Auf dem CDU-Parteitag Ende 2015 hatte die JU zusammen mit dem Wirtschaftsflügel und den Kommunalpolitikern eine - allerdings nur leichte - Verschärfung des Antrags zur Flüchtlingspolitik erreicht. Auf dem Parteitag 2014 konnte die JU - zusammen mit dem Wirtschafts- und dem Arbeitnehmerflügel - eine Änderung in der Steuerpolitik erzwingen. Das Bündnis setzte durch, dass sich die CDU für die Abschaffung der kalten Progression einsetzt. Schäuble und Merkel hatten das verhindern wollen. Angesichts des Drucks musste die CDU-Spitze aber unmittelbar vor dem Parteitag ihren Kurs weitgehend revidieren. Die Delegierten beschlossen daraufhin beinahe einstimmig den Einstieg in den Ausstieg aus der kalten Progression.

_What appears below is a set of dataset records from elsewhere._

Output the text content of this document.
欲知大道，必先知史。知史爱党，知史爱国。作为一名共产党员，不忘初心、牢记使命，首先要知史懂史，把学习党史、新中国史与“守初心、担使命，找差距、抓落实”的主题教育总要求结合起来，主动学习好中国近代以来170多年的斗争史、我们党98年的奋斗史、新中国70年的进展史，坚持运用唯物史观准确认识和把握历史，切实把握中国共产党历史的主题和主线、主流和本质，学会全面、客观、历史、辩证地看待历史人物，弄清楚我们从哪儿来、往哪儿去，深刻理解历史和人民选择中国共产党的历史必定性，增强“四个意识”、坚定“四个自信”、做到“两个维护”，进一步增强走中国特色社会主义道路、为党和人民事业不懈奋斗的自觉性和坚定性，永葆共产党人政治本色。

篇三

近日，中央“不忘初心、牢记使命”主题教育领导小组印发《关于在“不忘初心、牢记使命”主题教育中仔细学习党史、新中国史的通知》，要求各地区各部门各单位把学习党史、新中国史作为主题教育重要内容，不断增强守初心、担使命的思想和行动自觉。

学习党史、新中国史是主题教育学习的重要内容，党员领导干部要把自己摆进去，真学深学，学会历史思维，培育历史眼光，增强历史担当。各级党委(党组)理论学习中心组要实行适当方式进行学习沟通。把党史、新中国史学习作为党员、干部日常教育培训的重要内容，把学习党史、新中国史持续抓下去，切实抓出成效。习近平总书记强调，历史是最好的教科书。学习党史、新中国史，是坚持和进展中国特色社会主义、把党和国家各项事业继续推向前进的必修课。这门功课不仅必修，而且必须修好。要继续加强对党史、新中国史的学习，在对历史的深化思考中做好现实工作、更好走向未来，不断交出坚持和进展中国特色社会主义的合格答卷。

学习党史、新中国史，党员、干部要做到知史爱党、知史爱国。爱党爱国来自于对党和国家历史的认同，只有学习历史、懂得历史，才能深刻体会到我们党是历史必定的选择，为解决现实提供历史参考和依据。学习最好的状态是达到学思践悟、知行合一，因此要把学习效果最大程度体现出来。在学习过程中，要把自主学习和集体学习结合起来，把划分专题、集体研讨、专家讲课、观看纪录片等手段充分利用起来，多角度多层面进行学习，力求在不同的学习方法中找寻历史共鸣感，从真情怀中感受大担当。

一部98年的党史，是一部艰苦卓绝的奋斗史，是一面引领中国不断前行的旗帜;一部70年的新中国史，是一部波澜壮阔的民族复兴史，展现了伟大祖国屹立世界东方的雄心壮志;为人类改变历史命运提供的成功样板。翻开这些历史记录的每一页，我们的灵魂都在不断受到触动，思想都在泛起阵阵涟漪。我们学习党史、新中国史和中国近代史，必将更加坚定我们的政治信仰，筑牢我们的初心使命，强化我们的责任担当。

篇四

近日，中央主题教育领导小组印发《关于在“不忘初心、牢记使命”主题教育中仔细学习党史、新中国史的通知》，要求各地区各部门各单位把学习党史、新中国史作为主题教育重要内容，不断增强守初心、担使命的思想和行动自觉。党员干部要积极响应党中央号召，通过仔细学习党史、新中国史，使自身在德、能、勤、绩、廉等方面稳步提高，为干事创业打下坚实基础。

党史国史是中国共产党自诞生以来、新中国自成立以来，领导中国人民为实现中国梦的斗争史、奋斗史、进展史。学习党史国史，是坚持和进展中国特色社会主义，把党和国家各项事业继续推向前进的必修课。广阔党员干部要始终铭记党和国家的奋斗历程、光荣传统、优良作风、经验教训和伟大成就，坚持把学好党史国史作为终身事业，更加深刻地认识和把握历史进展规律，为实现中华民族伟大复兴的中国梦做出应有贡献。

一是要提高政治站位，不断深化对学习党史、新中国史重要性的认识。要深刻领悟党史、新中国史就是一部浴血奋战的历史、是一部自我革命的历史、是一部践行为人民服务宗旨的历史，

Jetzt setzt sich die JU für eine "Stärkung der Wirtschaft" ein, durch die auch die Integration der Flüchtlinge in den Arbeitsmarkt erleichtert werden soll. Ziemiak forderte "eine bessere steuerliche Investitionsförderung". Das gelte auch für die Forschungsförderung. "27 der 34 OECD-Länder ermöglichen bereits die indirekte Förderung über das Steuerrecht, Deutschland leider nicht", sagte Ziemiak. Innerhalb der Europäischen Union gebe es sogar nur noch in Estland und Deutschland "keinerlei steuerliche Anreize" dafür.

Der Vorsitzende der Jungen Union verlangte außerdem "Erleichterungen für Start-ups, etwa durch das überfällige Wagniskapitalgesetz, durch die Förderung von Open-Data-Portalen oder gesetzliche Regelungen für den Einsatz künstlicher Intelligenz".